Accordingly, we recognize that plaintiff was under no obligation to provide Ford with a hearing in this case. The stringent nature of these regulations has allowed PHAs to hold tenants strictly liable for drug-related offenses. In Department of Housing & Urban Development v. Rucker, supra, 535 U.S. at 133-36, 122 S. Ct. at 1235-36, 152 L. Ed. 2d at 268-70, the United States Supreme Court broadly upheld "one strike" policies. That case concerned tenants like Ford against whom eviction had been sought based on the drug-related activities of household members. Id. at 128, 122 S. Ct. at 1232, 152 L. Ed. 2d at 265. Interpreting the statutes and regulations discussed above, the Court held that "any drug-related activity . . . is grounds for termination, not just drug-related activity that the tenant knew, or should have known, about." Id. at 131, 122 S.

Ct. at 1233, 152 L. Ed. 2d at 266-67. However, the Court was careful to note:

The statute does not require the eviction of any tenant who violated the lease provision. Instead, it entrusts that decision to the local housing authorities, who are in the best position to take account of, among other things, the degree to which the housing project suffers from "rampant drug-related or violent crime," "the seriousness of the offending action," and the "the extent to which the leaseholder has . . . taken all reasonable steps to prevent or mitigate the offending action" . . . .

[Id. at 133-34, 122 S. Ct. at 1235, 152 L. Ed. 2d at 268 (first omission in original) (citations omitted).]
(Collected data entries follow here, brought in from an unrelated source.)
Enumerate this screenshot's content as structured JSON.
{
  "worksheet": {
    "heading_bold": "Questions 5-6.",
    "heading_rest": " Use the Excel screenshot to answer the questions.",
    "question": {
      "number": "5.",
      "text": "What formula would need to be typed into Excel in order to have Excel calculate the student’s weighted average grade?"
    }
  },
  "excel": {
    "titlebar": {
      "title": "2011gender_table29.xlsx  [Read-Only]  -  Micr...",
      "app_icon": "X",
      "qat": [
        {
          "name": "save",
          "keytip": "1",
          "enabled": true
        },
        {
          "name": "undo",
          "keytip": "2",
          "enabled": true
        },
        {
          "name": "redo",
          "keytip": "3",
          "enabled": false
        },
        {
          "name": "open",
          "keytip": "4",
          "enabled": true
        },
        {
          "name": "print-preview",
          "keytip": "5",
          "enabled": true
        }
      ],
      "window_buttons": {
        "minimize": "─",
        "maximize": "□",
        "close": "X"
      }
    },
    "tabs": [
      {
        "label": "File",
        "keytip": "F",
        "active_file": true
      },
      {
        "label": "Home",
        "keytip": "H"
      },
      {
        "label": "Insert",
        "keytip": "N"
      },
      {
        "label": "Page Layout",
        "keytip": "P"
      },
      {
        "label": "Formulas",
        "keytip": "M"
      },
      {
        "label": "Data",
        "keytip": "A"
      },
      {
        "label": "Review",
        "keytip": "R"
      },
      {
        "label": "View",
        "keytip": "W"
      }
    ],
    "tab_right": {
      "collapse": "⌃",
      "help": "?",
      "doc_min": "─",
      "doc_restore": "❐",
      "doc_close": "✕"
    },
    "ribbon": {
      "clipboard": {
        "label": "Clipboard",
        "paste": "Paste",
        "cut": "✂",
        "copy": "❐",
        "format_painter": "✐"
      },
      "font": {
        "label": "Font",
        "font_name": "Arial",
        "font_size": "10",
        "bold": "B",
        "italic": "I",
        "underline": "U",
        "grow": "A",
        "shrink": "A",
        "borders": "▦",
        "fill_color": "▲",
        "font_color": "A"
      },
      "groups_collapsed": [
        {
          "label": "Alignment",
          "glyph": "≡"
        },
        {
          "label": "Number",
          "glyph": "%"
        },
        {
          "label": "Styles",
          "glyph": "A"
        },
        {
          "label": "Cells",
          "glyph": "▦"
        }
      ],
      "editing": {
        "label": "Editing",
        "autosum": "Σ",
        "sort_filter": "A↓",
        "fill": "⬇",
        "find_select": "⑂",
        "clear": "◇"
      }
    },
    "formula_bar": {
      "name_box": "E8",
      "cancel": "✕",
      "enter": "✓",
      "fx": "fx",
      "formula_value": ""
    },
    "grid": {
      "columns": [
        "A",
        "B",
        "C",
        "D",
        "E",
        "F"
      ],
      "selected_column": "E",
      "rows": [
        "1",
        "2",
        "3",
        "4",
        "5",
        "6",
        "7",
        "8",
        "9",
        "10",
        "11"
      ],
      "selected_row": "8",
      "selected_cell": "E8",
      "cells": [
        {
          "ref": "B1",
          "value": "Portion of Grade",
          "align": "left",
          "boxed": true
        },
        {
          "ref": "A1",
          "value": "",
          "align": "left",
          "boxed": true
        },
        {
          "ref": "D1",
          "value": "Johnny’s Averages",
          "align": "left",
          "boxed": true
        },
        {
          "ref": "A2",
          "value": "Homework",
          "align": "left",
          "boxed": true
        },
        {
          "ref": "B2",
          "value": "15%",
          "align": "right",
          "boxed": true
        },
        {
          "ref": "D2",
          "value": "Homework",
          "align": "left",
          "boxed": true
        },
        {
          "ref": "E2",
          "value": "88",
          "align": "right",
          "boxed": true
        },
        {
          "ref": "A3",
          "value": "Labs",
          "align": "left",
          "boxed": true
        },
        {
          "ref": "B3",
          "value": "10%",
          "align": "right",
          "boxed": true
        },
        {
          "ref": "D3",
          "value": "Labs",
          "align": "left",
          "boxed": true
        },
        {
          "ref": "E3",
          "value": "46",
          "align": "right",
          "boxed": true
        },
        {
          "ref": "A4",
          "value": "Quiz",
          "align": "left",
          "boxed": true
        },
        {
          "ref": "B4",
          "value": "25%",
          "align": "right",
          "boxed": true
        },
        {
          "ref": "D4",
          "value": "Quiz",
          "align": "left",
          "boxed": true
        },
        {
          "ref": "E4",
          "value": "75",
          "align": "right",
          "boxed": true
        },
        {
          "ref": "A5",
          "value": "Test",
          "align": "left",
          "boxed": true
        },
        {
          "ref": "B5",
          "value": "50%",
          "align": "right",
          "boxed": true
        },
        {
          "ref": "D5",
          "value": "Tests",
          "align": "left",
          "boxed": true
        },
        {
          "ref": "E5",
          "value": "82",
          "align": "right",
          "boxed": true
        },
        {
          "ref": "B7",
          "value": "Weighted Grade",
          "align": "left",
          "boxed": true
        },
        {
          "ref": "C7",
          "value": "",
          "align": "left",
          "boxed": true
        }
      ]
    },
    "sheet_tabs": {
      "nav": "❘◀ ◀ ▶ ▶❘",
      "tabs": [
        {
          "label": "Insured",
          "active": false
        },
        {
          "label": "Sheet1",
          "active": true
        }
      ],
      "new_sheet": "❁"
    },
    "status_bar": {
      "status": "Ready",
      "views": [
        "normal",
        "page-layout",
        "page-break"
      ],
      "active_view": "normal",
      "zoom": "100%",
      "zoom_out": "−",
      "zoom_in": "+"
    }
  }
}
The Rucker Court also addressed due process, finding that the Federal Due Process Clause does not require any more individualized assessment of culpability than that provided by a generalized one strike policy. The Court distinguished prior due process cases as concerning "the acts of government as sovereign." Dep't of Hous. & Urban Dev. v. Rucker, supra, 535 U.S. at 135, 122 S. Ct. at 1236, 152 L. Ed. 2d at 269. By contrast, in PHA eviction cases, the state "act[s] as a landlord of property that it owns, invoking a clause in a lease to which [the tenants] have agreed and which Congress has expressly required." Ibid. Thus, the Court held that state eviction proceedings were sufficient to guard against any potential procedural due process concerns. Id. at 135-36, 122 S. Ct. at 1236, 152 L. Ed. 2d at 269-70 ("[I]n the present cases, such deprivation [of a leasehold property interest] will occur in the state court where [the PHA] brought the unlawful detainer action against respondents. . . . Any individual factual disputes about whether the lease provision was actually violated can, of course, be resolved in those proceedings.").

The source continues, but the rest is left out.